In CDP, an environment is a logical subset of your cloud provider account including a specific virtual private network. You can register as many environments as you require.

Registering your GCP environment in CDP provides CDP with limited access to your GCP account and identifies a set of resources in your GCP account that CDP services can access. Once you’ve registered your GCP environment in CDP, you can start provisioning CDP resources such as clusters, which run on the physical infrastructure in an GCP data center.

The following diagram enumerates the components of a GCP environment:

The diagram illustrates all major user-created and CDP-created components of an environment:

  • The items in dark blue boxes must be pre-created by your CDP administrator prior to environment registration and then specified when registering an environment.
  • The items in orange boxes are automatically provisioned on GCP by CDP as part of environment provisioning.

As shown in the diagram, an environment consists of the following resources:

Environment component Description
Virtual network with subnets An environment corresponds to one specific VPC network and one or more subnets in which CDP resources are provisioned.
Firewall rules Firewall rules (similar to security groups on other cloud providers) act as a virtual firewall for your instances to control inbound and outbound traffic.

All VM instances provisioned within an environment use your specified security access settings allowing inbound access to your instances from your organization’s computers.

Service account for provisioning credential CDP uses a provisioning credential for authorization to provision resources (such as compute instances) within your cloud provider account.

In GCP, credential creation involves creating a service account, assigning a set of minimum IAM permissions to it, and providing CDP with the access key generated for the service account.

SSH public key When registering an environment on a public cloud, a CDP administrator provides an SSH public key.

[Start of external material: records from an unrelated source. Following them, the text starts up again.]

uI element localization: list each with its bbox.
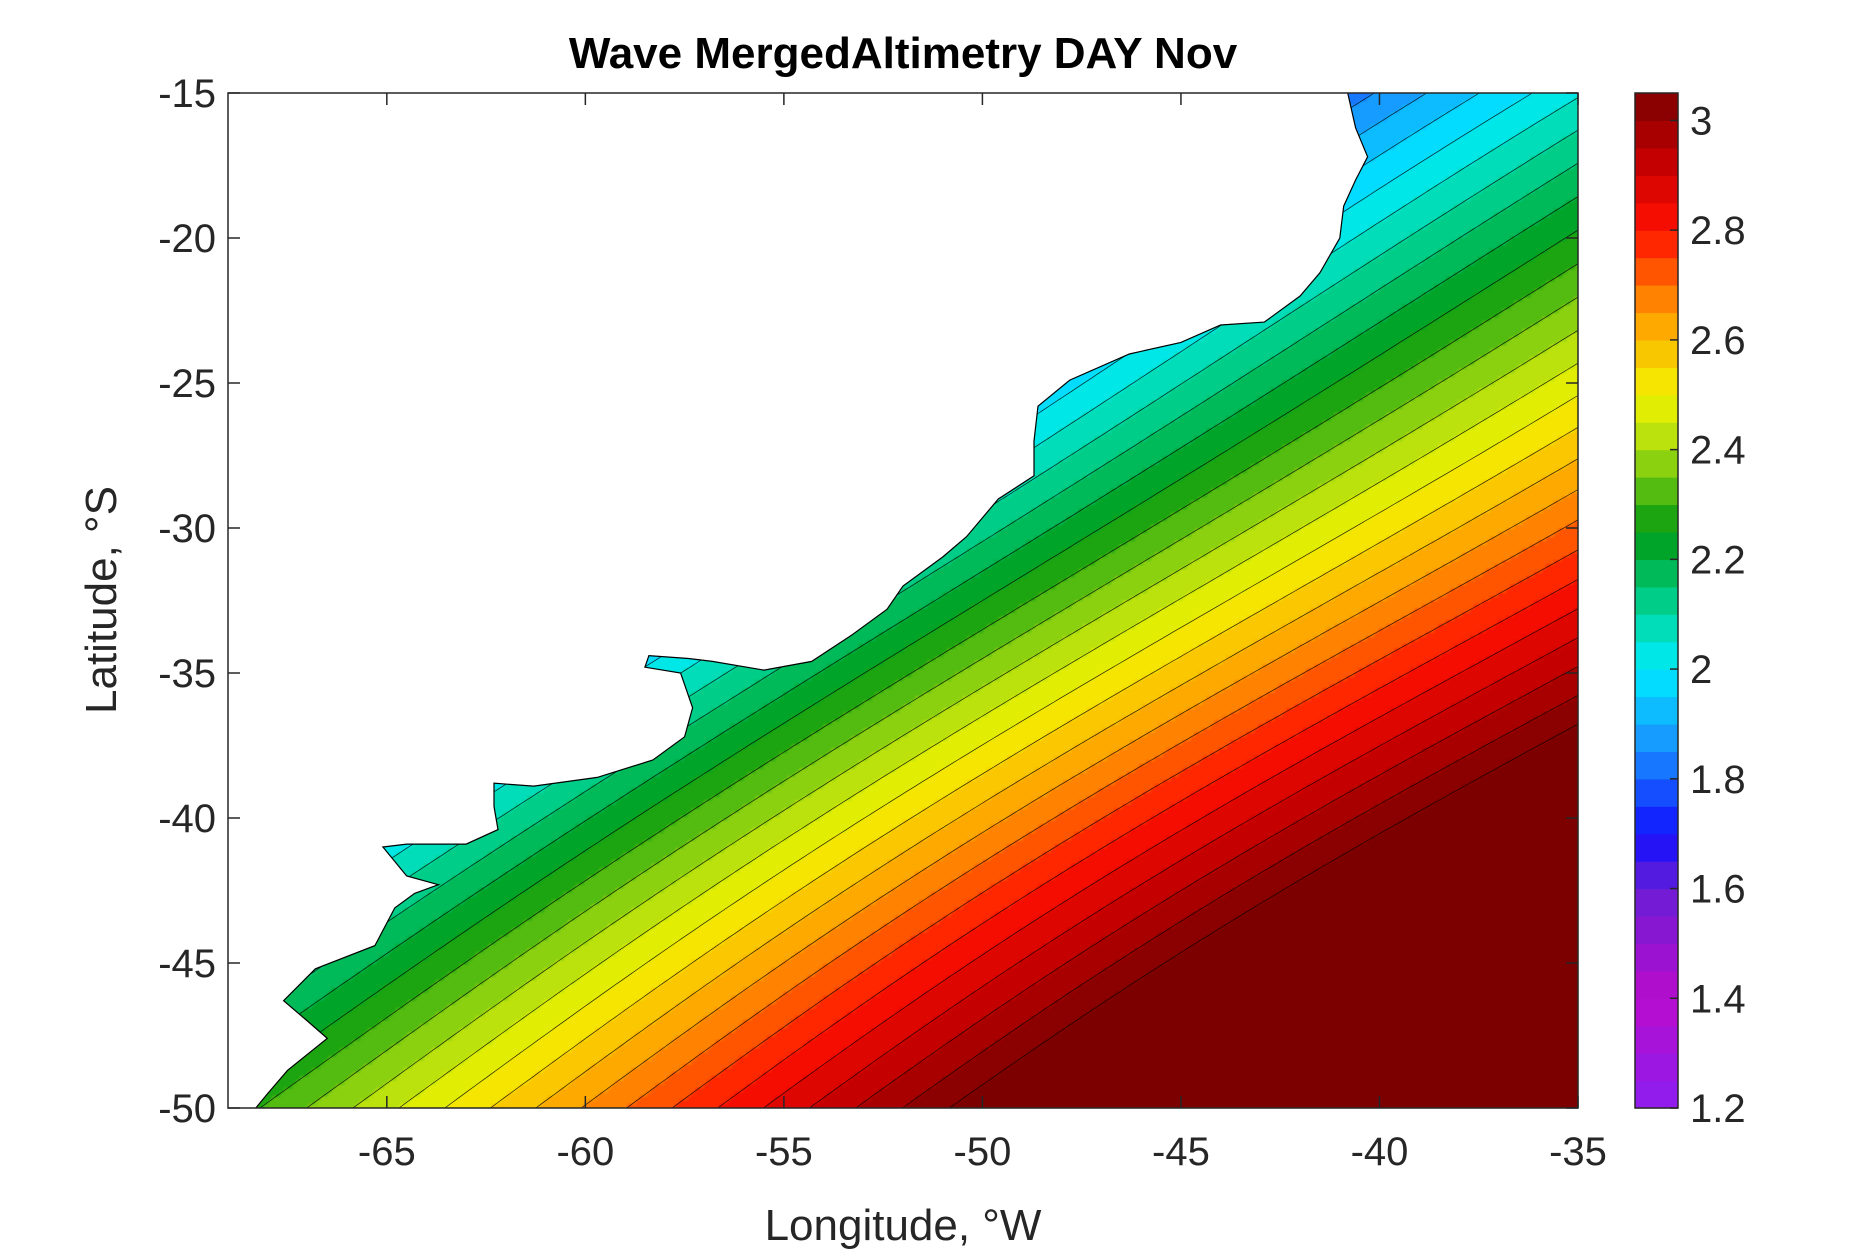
colorbar-step [1635,1080,1678,1109]
colorbar-step [1635,915,1678,945]
colorbar-tick-label: 1.8 [1690,758,1746,802]
colorbar-tick-label: 1.2 [1690,1087,1746,1131]
y-tick-label: -15 [158,72,216,116]
colorbar-step [1635,175,1678,204]
x-axis-label: Longitude, °W [765,1201,1042,1250]
colorbar-tick-label: 2.8 [1690,209,1746,253]
colorbar-step [1635,998,1678,1027]
colorbar-step [1635,1053,1678,1082]
x-tick-label: -60 [556,1130,614,1174]
colorbar-step [1635,614,1678,643]
y-tick-label: -35 [158,652,216,696]
y-tick-label: -50 [158,1087,216,1131]
colorbar-tick-label: 2.6 [1690,319,1746,363]
map-title: Wave MergedAltimetry DAY Nov [569,29,1238,78]
colorbar-step [1635,339,1678,368]
colorbar: 1.2 1.4 1.6 1.8 2 2.2 2.4 2.6 2.8 3 [1634,92,1746,1131]
x-tick-label: -35 [1549,1130,1607,1174]
colorbar-tick-label: 3 [1690,99,1712,143]
colorbar-step [1635,367,1678,396]
colorbar-step [1635,1025,1678,1054]
colorbar-step [1635,669,1678,698]
colorbar-step [1635,394,1678,423]
y-tick-label: -40 [158,797,216,841]
colorbar-step [1635,285,1678,314]
colorbar-step [1635,723,1678,752]
y-tick-label: -45 [158,942,216,986]
colorbar-tick-label: 1.6 [1690,868,1746,912]
colorbar-step [1635,559,1678,588]
x-tick-label: -65 [358,1130,416,1174]
plot-frame [227,92,1579,1109]
colorbar-step [1635,806,1678,835]
colorbar-step [1635,230,1678,259]
colorbar-step [1635,449,1678,478]
colorbar-step [1635,531,1678,560]
colorbar-step [1635,861,1678,890]
colorbar-step [1635,422,1678,451]
y-tick-label: -30 [158,507,216,551]
y-axis-label: Latitude, °S [77,486,126,714]
x-tick-label: -50 [954,1130,1012,1174]
colorbar-tick-label: 2.4 [1690,429,1746,473]
colorbar-step [1635,477,1678,506]
x-tick-label: -40 [1351,1130,1409,1174]
map-plot-area: -65 -60 -55 -50 -45 -40 -35 -15 -20 -25 -30 -35 -40… [158,72,1607,1174]
colorbar-step [1635,586,1678,615]
colorbar-step [1635,751,1678,780]
colorbar-step [1635,641,1678,670]
colorbar-step [1635,202,1678,231]
colorbar-step [1635,696,1678,725]
colorbar-tick-label: 1.4 [1690,977,1746,1021]
colorbar-step [1635,257,1678,286]
land-mask [228,93,1369,1108]
y-tick-label: -20 [158,217,216,261]
x-tick-label: -55 [755,1130,813,1174]
colorbar-frame [1634,92,1679,1109]
colorbar-step [1635,888,1678,917]
colorbar-step [1635,778,1678,807]
y-axis-ticks: -15 -20 -25 -30 -35 -40 -45 -50 [158,72,1578,1131]
y-tick-label: -25 [158,362,216,406]
colorbar-step [1635,943,1678,972]
colorbar-step [1635,312,1678,341]
x-axis-ticks: -65 -60 -55 -50 -45 -40 -35 [358,93,1607,1174]
colorbar-tick-label: 2.2 [1690,538,1746,582]
x-tick-label: -45 [1152,1130,1210,1174]
colorbar-step [1635,93,1678,122]
colorbar-step [1635,970,1678,999]
colorbar-steps [1635,93,1678,1109]
colorbar-ticks: 1.2 1.4 1.6 1.8 2 2.2 2.4 2.6 2.8 3 [1670,99,1746,1131]
colorbar-step [1635,504,1678,533]
colorbar-step [1635,120,1678,149]
colorbar-step [1635,147,1678,176]
colorbar-tick-label: 2 [1690,648,1712,692]
colorbar-step [1635,833,1678,862]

This way, the administrator has root-level access to the Data Lake instance and Data Hub cluster instances.
Google storage location and a service account controlling access to it When registering an environment, you must provide a Google storage location for storing:
  • All workload cluster data
  • Cluster service logs and Ranger audits

Furthermore, you must create and assign a service account on the scope of this storage location so that CDP can access it.

Data Lake cluster A data lake is automatically provisioned when an environment is created. It provides a mechanism for storing, accessing, organizing, securing, and managing data.
FreeIPA server A FreeIPA server is automatically provisioned when an environment is created. It is responsible for synchronizing your users and making them available to CDP services, Kerberos service principal management, and more.

Once your environment is running, you can provision Data Hub clusters in it.